Running series have a strange habbit of getting preposterously high IMDb rates recently. “Breaking Bad” now stands at 9.5, “Game Of Thrones” too. “Dexter” 8.9. “True Detective” 9.3. “Mad Men” 8.7. Most of these series are not good enough for me to watch all seasons, or even the next. I do like series though, but they are seldom really good. Then I heard that a series was made of the film “Fargo”. The film (1996) is good for a 8.2, which is deserved. The series currently stands at 9.0.
Initially I thought that the film would have been made into a series.

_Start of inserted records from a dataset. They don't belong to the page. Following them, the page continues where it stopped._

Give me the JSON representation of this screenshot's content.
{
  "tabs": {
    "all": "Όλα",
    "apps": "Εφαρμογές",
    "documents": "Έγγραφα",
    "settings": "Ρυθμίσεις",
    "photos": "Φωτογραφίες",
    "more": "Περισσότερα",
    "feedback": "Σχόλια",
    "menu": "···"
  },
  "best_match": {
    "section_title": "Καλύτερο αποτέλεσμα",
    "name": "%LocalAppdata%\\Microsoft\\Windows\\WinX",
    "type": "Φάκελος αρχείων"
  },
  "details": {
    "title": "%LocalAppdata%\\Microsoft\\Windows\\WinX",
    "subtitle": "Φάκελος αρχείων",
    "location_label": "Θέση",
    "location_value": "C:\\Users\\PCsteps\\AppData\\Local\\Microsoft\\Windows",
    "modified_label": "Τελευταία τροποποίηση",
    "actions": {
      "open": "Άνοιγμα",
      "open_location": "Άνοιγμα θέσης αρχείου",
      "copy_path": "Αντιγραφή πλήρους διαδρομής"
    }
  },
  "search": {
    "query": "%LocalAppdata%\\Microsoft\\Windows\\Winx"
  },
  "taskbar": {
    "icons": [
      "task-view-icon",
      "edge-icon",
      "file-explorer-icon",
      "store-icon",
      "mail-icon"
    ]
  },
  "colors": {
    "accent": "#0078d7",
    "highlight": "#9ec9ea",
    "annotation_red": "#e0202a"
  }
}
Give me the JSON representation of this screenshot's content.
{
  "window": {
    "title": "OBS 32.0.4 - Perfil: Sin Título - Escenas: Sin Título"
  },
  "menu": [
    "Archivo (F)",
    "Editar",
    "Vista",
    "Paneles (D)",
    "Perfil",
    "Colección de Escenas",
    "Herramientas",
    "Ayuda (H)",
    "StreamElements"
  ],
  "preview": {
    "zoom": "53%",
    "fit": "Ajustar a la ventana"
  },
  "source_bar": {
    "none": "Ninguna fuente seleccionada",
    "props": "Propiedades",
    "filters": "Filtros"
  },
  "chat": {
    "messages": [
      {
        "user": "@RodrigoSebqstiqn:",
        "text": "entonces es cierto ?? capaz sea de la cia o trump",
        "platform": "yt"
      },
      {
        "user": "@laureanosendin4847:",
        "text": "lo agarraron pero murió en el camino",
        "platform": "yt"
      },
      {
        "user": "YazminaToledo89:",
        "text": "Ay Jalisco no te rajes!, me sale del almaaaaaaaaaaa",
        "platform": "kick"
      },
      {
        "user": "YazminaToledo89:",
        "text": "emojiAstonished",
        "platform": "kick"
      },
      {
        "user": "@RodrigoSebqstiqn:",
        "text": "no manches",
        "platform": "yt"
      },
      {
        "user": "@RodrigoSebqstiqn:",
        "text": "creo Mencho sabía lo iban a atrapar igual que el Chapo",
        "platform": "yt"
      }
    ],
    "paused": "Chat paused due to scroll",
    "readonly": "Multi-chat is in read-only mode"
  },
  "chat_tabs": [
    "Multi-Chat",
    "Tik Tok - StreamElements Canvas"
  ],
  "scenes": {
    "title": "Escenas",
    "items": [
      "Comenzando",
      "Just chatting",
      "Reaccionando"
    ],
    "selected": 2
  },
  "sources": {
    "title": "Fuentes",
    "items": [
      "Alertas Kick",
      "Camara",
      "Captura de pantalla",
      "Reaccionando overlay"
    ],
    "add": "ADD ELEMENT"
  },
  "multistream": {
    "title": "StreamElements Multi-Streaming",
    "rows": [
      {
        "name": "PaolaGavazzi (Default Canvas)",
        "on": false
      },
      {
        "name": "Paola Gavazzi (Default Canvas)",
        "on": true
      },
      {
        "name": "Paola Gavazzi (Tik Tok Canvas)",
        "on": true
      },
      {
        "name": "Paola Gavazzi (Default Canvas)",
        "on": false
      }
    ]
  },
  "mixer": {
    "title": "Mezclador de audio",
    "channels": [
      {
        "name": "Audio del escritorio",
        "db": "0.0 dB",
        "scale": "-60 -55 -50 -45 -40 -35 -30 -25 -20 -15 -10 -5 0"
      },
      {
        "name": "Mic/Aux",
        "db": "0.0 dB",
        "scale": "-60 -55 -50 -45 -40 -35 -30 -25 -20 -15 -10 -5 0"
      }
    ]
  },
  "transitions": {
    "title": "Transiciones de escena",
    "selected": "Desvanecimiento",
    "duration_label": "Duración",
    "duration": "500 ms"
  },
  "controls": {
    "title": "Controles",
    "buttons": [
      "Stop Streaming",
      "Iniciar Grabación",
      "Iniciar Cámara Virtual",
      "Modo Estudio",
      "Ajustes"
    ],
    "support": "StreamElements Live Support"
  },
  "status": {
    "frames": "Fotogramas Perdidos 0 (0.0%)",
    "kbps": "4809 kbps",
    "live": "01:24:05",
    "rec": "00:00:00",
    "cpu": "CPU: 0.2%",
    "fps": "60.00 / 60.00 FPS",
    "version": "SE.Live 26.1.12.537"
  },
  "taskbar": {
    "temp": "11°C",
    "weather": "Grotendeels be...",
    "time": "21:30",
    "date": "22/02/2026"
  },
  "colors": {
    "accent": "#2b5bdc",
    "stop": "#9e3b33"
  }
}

When watching the series this proved to be incorrect and it seems that the true events that the series show are a story that Coen brothers only took a part from for their film. This neither can be true. What is true that both the series and the film play in the snowy landscape of Minnosata and things do not go as the main character had in mind. The characters are alike, the names differ. What also differs is what happens. When you know the film, you still will not be able to foretell events in the series. It is even hard to figure out which character in the series is which in the film sometimes. The atmosphere is comparable. Drama with black humour and violent outbursts. Enough of the comparing though.
The major character in the series is hired killer Lorne Malvo, brilliantly played by Billy Bob Thornton. The icecold Malvo leaves a trail of blood and violence. What is worse, he is also followed by a trail of violence. Malvo accidentally gets acquainted with Lester Nygaard, who -much more than Jerry Lundegaard in the film- proves to be a selfish bastard.
The series make a nice watch, but they by and far do not reach the heights of the film. Also, especially towards the end, the series become more of a drama. Not a cry-baby kind of drama, but the humour slowly flows away, leaving a grim story. The two closing episodes are downright thrillers. This is well done and it all nicely tumbles over the estimation of the characters involved.
So, if you have not seen the series yet, try not to think of the film deciding if you will watch it. The resemblances are vague at best. Like I said, the series make a nice watch, but that 9.0 at IMDb.com is overrated in my opinion. Also, should I have known that more seasons are in the make (2 is announced when I write this), it might have dropped down on my list. I do not like most 3+ season series so I usually wait until a series is wrung out before I decide whether or not I will watch it.